На рыжем холме синяя купа арчи. Из-за нее ежесекундно может вылететь банда. Глаза устали от сосредоточенного наблюдения за этим синим пятном. И когда от пятна отделилась точка-это был всадник, скачущий во весь опор к нам,-я подумал: «Ну, вот начинается!» Но за всадником не вылетела орда. Он к нам приближался один, пригибаясь и взмахивая локтями в такт взлетам копыт. Киргиз перешел на рысь у кустов, за которыми мы таились, и внимательно огляделся, повернувшись боком в седле. Увидев его круглое, как луна, лицо, мы внезапно, не сговариваясь, выскочили из кустов.

— :Джирон!… Это Джирон!… Джирон, это ты?

Громадная тяжесть гнетущего напряжения, накопившегося за эти дни, разом схлынула, и от одного вида радостно, во всю ширину рта, смеющегося Джирона стало так вольно, так спокойно, так хорошо… Если Джирон-значит, удача!…

Джирон скатился кубарем с лошади, волоча по траве полы халата, подскочил к нам и двумя руками тряс наперебой наши руки, и смеялся, и чуть не плакал, всем своим существом радуясь, что мы живы. Мы закидали его вопросами, и он не успевал нам ответить.

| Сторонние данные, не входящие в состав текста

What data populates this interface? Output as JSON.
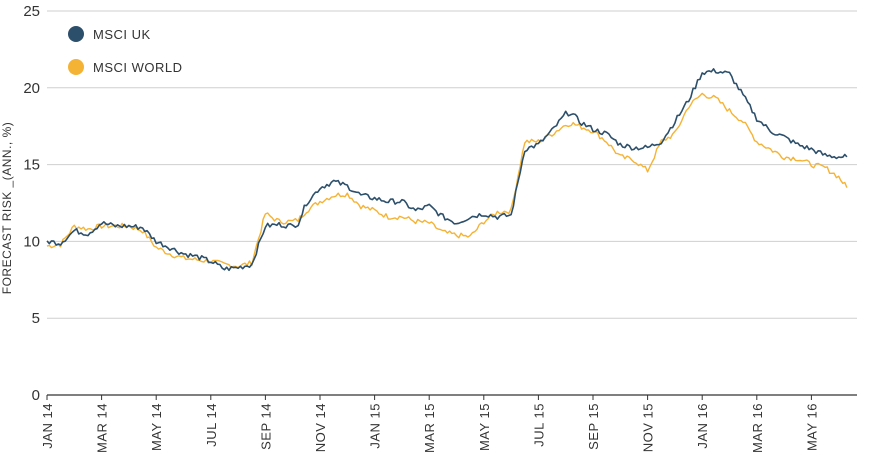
{
  "chart_data": {
    "type": "line",
    "title": "",
    "xlabel": "",
    "ylabel": "FORECAST RISK _(ANN., %)",
    "ylim": [
      0,
      25
    ],
    "yticks": [
      0,
      5,
      10,
      15,
      20,
      25
    ],
    "x_tick_labels": [
      "JAN 14",
      "MAR 14",
      "MAY 14",
      "JUL 14",
      "SEP 14",
      "NOV 14",
      "JAN 15",
      "MAR 15",
      "MAY 15",
      "JUL 15",
      "SEP 15",
      "NOV 15",
      "JAN 16",
      "MAR 16",
      "MAY 16"
    ],
    "xlim_months": [
      0,
      29.3
    ],
    "grid": "horizontal",
    "legend_position": "top-left",
    "series": [
      {
        "name": "MSCI UK",
        "color": "#2c4f6b",
        "x": [
          0,
          0.5,
          1,
          1.5,
          2,
          2.5,
          3,
          3.5,
          4,
          4.5,
          5,
          5.5,
          6,
          6.5,
          7,
          7.5,
          8,
          8.5,
          9,
          9.2,
          9.5,
          10,
          10.5,
          11,
          11.5,
          12,
          12.5,
          13,
          13.5,
          14,
          14.5,
          15,
          15.5,
          16,
          16.5,
          17,
          17.5,
          18,
          18.5,
          19,
          19.2,
          19.5,
          20,
          20.5,
          21,
          21.5,
          22,
          22.5,
          23,
          23.5,
          24,
          24.5,
          25,
          25.5,
          26,
          26.5,
          27,
          27.5,
          28,
          28.5,
          29,
          29.3
        ],
        "values": [
          10.0,
          9.9,
          10.7,
          10.5,
          11.2,
          11.0,
          11.0,
          10.9,
          10.0,
          9.6,
          9.2,
          9.0,
          8.7,
          8.2,
          8.3,
          8.5,
          11.0,
          11.1,
          11.0,
          11.2,
          12.5,
          13.5,
          13.9,
          13.6,
          13.0,
          12.8,
          12.6,
          12.6,
          12.0,
          12.3,
          11.6,
          11.2,
          11.6,
          11.8,
          11.6,
          11.7,
          16.0,
          16.3,
          17.2,
          18.3,
          18.4,
          17.8,
          17.3,
          17.0,
          16.3,
          16.1,
          16.1,
          16.5,
          17.8,
          19.2,
          21.0,
          21.1,
          20.9,
          19.5,
          18.0,
          17.2,
          16.8,
          16.3,
          16.0,
          15.6,
          15.5,
          15.5
        ],
        "values_encoding": "paired with x (months since JAN 14)"
      },
      {
        "name": "MSCI WORLD",
        "color": "#f5b335",
        "x": [
          0,
          0.5,
          1,
          1.5,
          2,
          2.5,
          3,
          3.5,
          4,
          4.5,
          5,
          5.5,
          6,
          6.5,
          7,
          7.5,
          8,
          8.5,
          9,
          9.2,
          9.5,
          10,
          10.5,
          11,
          11.5,
          12,
          12.5,
          13,
          13.5,
          14,
          14.5,
          15,
          15.5,
          16,
          16.5,
          17,
          17.5,
          18,
          18.5,
          19,
          19.2,
          19.5,
          20,
          20.5,
          21,
          21.5,
          22,
          22.5,
          23,
          23.5,
          24,
          24.5,
          25,
          25.5,
          26,
          26.5,
          27,
          27.5,
          28,
          28.5,
          29,
          29.3
        ],
        "values": [
          9.7,
          9.8,
          11.0,
          10.8,
          11.0,
          11.0,
          11.0,
          10.7,
          9.6,
          9.2,
          8.9,
          8.8,
          8.7,
          8.5,
          8.4,
          8.6,
          11.8,
          11.3,
          11.3,
          11.4,
          12.0,
          12.6,
          13.0,
          13.1,
          12.3,
          12.0,
          11.6,
          11.6,
          11.3,
          11.2,
          10.6,
          10.4,
          10.3,
          11.3,
          11.9,
          12.0,
          16.5,
          16.5,
          17.0,
          17.6,
          17.7,
          17.5,
          17.2,
          16.5,
          15.5,
          15.3,
          14.6,
          16.5,
          17.0,
          18.8,
          19.6,
          19.3,
          18.5,
          17.8,
          16.5,
          16.0,
          15.5,
          15.4,
          15.0,
          14.8,
          14.2,
          13.5
        ],
        "values_encoding": "paired with x (months since JAN 14)"
      }
    ]
  }
}
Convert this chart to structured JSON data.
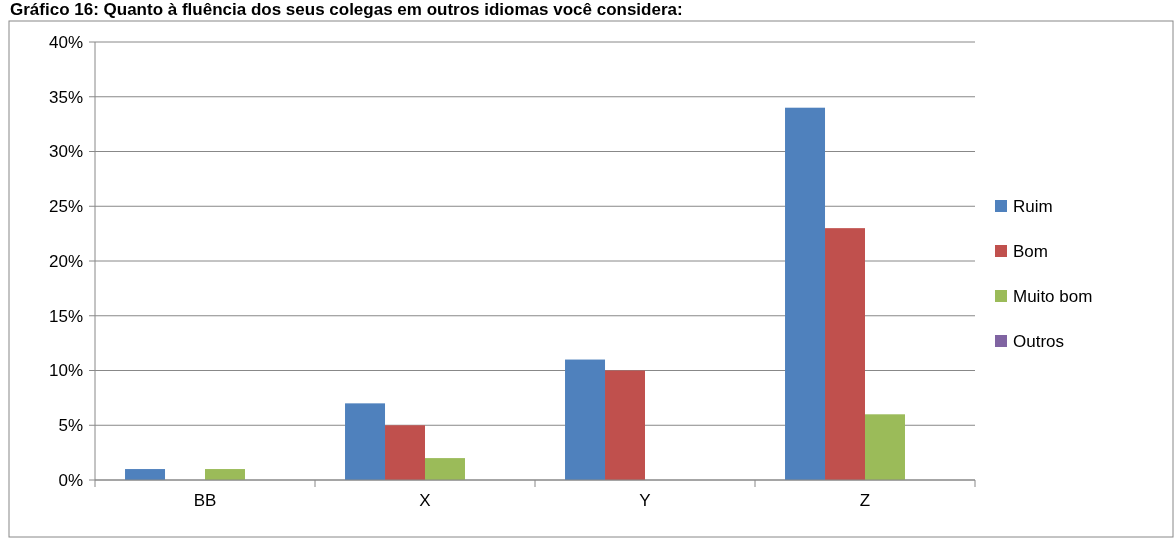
{
  "chart_data": {
    "type": "bar",
    "title": "Gráfico 16: Quanto à fluência dos seus colegas em outros idiomas você considera:",
    "categories": [
      "BB",
      "X",
      "Y",
      "Z"
    ],
    "series": [
      {
        "name": "Ruim",
        "color": "#4f81bd",
        "values": [
          1,
          7,
          11,
          34
        ]
      },
      {
        "name": "Bom",
        "color": "#c0504d",
        "values": [
          0,
          5,
          10,
          23
        ]
      },
      {
        "name": "Muito bom",
        "color": "#9bbb59",
        "values": [
          1,
          2,
          0,
          6
        ]
      },
      {
        "name": "Outros",
        "color": "#8064a2",
        "values": [
          0,
          0,
          0,
          0
        ]
      }
    ],
    "ylim": [
      0,
      40
    ],
    "yticks": [
      {
        "value": 0,
        "label": "0%"
      },
      {
        "value": 5,
        "label": "5%"
      },
      {
        "value": 10,
        "label": "10%"
      },
      {
        "value": 15,
        "label": "15%"
      },
      {
        "value": 20,
        "label": "20%"
      },
      {
        "value": 25,
        "label": "25%"
      },
      {
        "value": 30,
        "label": "30%"
      },
      {
        "value": 35,
        "label": "35%"
      },
      {
        "value": 40,
        "label": "40%"
      }
    ],
    "grid": "y",
    "legend": "right"
  }
}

— Отряда нет… но банда далеко… против Куртагата… Тут только отдельные кучки… По этой лощине-никого… В Ак-Босоге спокойно… туда басмачи не приходили… — Он узнал о нас, он боялся, что мы уже убиты. Он приехал за нами.-Очень спешил: видишь, чуть лошадь не сдохла, вся в пене…-Он поведет нас к себе в Ак-Босогу, спрячет у себя, пока не придут аскеры… По большой дороге нельзя, опасно. Он поведет нас поверху, через арчу, он знает как. Если мы хотим…

Милый Джирон! Конечно, хотим и верим тебе до конца! И Закирбай вмешивается, прикрывая недовольство улыбкой… Он опять просит бумажку; кызыласкеры придут, будут убивать, а он нас спас, он «хороший человек», надо бумажку. Мы переглядываемся, смеемся. А! Дадим, а то он еще напакостит! Из-за пазухи Закирбай услужливо вытянул карандаш и измятый листок. Юдин расправляет его. На одной стороне — настуканные пишущей машинкой лиловые строчки… Юдин передергивается, но молчит. Этот клочок из единственного экземпляра его отчета по экспедиции прошлого года. Закирбай подставляет спину, но карандаш все-таки продавливает бумагу.

«Свидетельствуем, что Закирбай вывез нас из банды, напавшей на экспедицию 22 мая и убившей топографа Бойе, держал нас у себя и передал на поруки Джирону из Ак-Босоги.

Записка составлена в момент отправления с Джироном в Ак-Босогу, от места кочевки Закирбая…»

Юдин размышляет.

— Павел Николаевич, какое сегодня число? Двадцать пятое?

Я соображаю, перебираю в уме ночи и дни.

— Нет, по-моему… двадцать четвертое… (Я не очень уверен в своих расчетах.)

— Да нет же… вы путаете… двадцать пятое… Начинаем вместе высчитывать. Выходит-двадцать четвертое.

Только третий день, а мы уже путаем даты!… Юдин дописывает:

«24 мая 1930 года. Начальник Памирской геологической партии Г. Юдин.

Сотрудник Памирской геологической партии…»

Подписываюсь. За мной выводит фамилию Зауэрман. Закирбай поспешно, словно опасаясь, что мы передумаем, прячет записку за пазуху.

…А если только по этой записке узнают о нашей судьбе?